Kenya Power and Lighting Company (KPLC), commonly referred to as Kenya Power, has hit the headlines again with yet another fraud scandal in which KSh 150 billion is alleged to have been stolen from unsuspecting customers.
The amount is said to have been stolen by the electricity company’s staff in a complex conspiracy with unscrupulous brokers and individuals who exploited Kenyans through over-billing.
The multi-billion fraud was exposed by the Directorate of Criminal Investigations (DCI) which disclosed investigations had been going on since 2014 with undercover detectives deployed to spy on KPLC and report on suspicious transactions.
“We had officers posing as customers. Others as employees of Kenya Power. Another group at a mobile subscriber company who spied on the transaction and passed the intelligence to us,” the DCI boss George Kinoti revealed in a statement issued on Thursday, June 27.
Kinoti stated the people behind the fraud had compromised the billing system and were overbilling customers up to the tune of KSh 300,000 in some cases involving domestic consumers.
Some 5000 KPLC customers benefited from the fraudulent activities that also reportedly cost the company billions in loses.

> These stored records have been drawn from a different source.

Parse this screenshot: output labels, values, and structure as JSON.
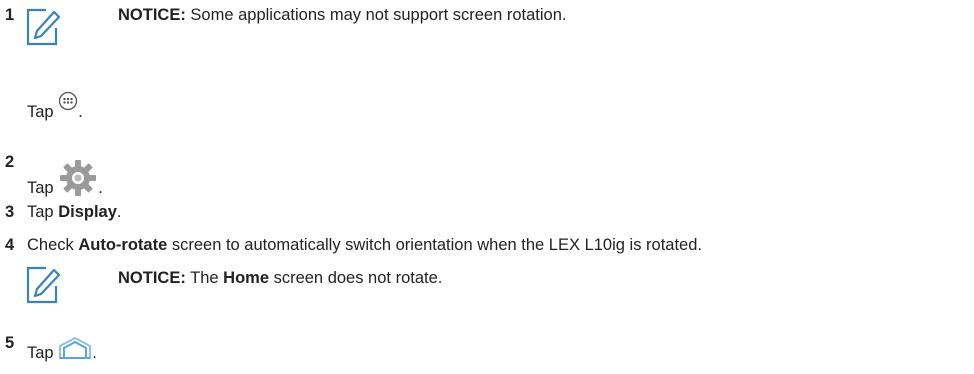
{
  "notice1": {
    "number": "1",
    "label": "NOTICE:",
    "text": " Some applications may not support screen rotation."
  },
  "step_tap_apps": {
    "pre": "Tap ",
    "post": "."
  },
  "step2": {
    "number": "2",
    "pre": "Tap ",
    "post": "."
  },
  "step3": {
    "number": "3",
    "pre": "Tap ",
    "bold": "Display",
    "post": "."
  },
  "step4": {
    "number": "4",
    "pre": "Check ",
    "bold": "Auto-rotate",
    "post": " screen to automatically switch orientation when the LEX L10ig is rotated."
  },
  "notice2": {
    "label": "NOTICE:",
    "pre": " The ",
    "bold": "Home",
    "post": " screen does not rotate."
  },
  "step5": {
    "number": "5",
    "pre": "Tap ",
    "post": "."
  },
  "icons": {
    "notice": "notice-pencil-icon",
    "apps": "apps-grid-icon",
    "settings": "settings-gear-icon",
    "home": "home-icon"
  },
  "colors": {
    "icon_stroke": "#3a82b8",
    "gear": "#9a9a9a",
    "text": "#222222"
  }
}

The DCI has since summoned some 119 companies and 85 individuals implicated in the scam to record statements.
The latest fraud scandal comes barely a year since the backdated and inflated electricity bills scandal hit the electricity house in 2018.
In the previous scandal, city lawyer Apollo Mboya accused the public utility firm of deleting customer accounts and sending out backdated inflated electricity bills for non-existent accounts.
At least five highly skilled employees based at the company’s IT department were accused of manipulating the KPLC’s pre-paid and postpaid billing systems and siphoning up to KSh 1 billion token money.
The high-tech fraud scheme allegedly begun in 2017 when electricity consumers started experiencing unexplained delays in token processing.
Whereas some allegedly paid for tokens that were never generated, others had to wait up to 15 hours before they could get back power after paying for the token ( a 20-digit figure that is loaded into the meter to receive electricity) through M-Pesa paybill number 888880.
Then there were those who could not understand why their power bills significantly varied from one month to another and extremely high in certain cases.